I am trying to create a data frame that includes all the dates between '1/1/2019' and '28/02/2022', for each of 3 countries and each of 9 SKUs. I am following this approach for days that is working fine:
days = pd.DataFrame(pd.date_range(start='1/1/2019', end='28/02/2022',freq='D'))
for i in range(26):
days=days.append(pd.DataFrame(pd.date_range(start='1/1/2019', end='28/02/2022',freq='D')))
days.rename(columns={0:'Date'},inplace=True)

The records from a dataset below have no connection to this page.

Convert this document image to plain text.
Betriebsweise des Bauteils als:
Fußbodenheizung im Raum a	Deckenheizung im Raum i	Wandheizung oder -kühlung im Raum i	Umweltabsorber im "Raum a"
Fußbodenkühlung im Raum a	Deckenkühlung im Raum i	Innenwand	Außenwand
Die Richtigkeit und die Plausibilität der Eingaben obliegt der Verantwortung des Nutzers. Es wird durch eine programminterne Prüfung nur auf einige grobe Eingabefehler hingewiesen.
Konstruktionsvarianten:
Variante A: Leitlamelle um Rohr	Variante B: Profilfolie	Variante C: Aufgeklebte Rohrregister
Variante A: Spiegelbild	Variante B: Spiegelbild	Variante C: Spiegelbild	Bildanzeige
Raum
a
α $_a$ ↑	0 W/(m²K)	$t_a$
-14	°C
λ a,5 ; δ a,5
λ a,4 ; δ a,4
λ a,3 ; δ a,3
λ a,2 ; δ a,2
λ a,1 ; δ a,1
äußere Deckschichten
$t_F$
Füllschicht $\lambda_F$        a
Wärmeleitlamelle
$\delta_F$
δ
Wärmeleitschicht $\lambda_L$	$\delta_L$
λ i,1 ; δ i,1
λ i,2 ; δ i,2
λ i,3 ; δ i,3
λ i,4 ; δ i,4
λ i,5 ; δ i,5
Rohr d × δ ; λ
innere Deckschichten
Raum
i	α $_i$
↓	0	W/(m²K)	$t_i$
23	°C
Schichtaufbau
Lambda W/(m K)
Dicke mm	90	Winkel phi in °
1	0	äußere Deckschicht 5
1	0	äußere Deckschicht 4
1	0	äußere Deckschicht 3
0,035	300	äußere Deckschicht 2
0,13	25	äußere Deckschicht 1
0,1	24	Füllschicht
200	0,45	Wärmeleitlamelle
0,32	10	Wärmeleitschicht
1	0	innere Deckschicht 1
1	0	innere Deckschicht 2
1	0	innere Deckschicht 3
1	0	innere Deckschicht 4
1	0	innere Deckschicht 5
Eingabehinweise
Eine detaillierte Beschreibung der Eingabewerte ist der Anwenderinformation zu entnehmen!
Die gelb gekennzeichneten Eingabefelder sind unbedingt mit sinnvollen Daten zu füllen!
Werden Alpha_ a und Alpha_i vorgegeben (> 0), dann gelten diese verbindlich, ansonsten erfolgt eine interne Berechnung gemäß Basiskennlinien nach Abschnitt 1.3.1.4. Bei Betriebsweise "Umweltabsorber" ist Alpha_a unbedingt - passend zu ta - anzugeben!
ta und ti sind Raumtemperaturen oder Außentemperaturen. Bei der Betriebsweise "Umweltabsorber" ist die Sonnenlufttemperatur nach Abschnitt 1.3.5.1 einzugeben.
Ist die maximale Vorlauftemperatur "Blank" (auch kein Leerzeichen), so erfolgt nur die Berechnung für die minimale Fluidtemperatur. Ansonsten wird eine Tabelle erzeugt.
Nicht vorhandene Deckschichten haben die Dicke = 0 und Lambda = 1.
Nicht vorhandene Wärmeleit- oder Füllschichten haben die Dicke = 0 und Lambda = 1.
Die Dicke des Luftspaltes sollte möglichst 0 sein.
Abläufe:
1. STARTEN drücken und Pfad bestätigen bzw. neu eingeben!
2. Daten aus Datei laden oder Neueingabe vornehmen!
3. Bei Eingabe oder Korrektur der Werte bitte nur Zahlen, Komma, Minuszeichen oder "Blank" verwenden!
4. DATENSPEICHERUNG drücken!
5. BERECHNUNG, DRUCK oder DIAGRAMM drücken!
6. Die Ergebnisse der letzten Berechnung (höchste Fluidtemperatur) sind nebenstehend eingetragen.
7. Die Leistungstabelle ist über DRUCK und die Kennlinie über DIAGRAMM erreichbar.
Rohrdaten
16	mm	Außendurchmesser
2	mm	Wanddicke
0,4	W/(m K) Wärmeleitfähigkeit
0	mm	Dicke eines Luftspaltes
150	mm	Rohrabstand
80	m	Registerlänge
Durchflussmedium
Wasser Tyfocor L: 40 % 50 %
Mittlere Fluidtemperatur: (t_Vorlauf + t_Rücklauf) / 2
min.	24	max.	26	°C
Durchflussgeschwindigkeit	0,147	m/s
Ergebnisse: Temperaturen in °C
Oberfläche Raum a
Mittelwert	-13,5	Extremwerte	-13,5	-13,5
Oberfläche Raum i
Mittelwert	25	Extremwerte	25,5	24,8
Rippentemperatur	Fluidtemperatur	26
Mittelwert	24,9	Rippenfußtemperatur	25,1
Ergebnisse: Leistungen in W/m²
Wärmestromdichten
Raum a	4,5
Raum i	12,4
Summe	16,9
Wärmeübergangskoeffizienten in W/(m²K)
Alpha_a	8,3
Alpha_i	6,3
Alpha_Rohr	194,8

days.reset_index(inplace=True,drop=True)
This data frame gives a column with 31185 rows that correspond to the 1155 days between that range multiplied by 27 (3x9). Now I would like to assign the country name and sku name. To populate the countries I am following this manual approach, but it takes a while to load. Is there a smarter way to do it? I would like to do the same for the 9 SKUs.
for i in range(0,10395):
days.loc[i,'country']= 'Austria'
for i in range(10395,20790):
days.loc[i,'country']= 'Germany'
for i in range(20790,31185):
days.loc[i,'country']= 'Switzerland'
Thanks in advance!
CodePudding user response:
Try days.loc[range(0,10395),'country']= 'Austria'
CodePudding user response:
A more efficient apporach is cross-multiply the 3 arrays representing Date
, Country
and SKU
together:
df = pd.MultiIndex.from_product([
pd.date_range(start='1/1/2019', end='28/02/2022', freq='D'),
['Austria', 'Germany', 'Switzerland'],
[f'SKU {i}' for i in range(9)]
], names=['Date', 'Country', 'SKU']).to_frame(index=False)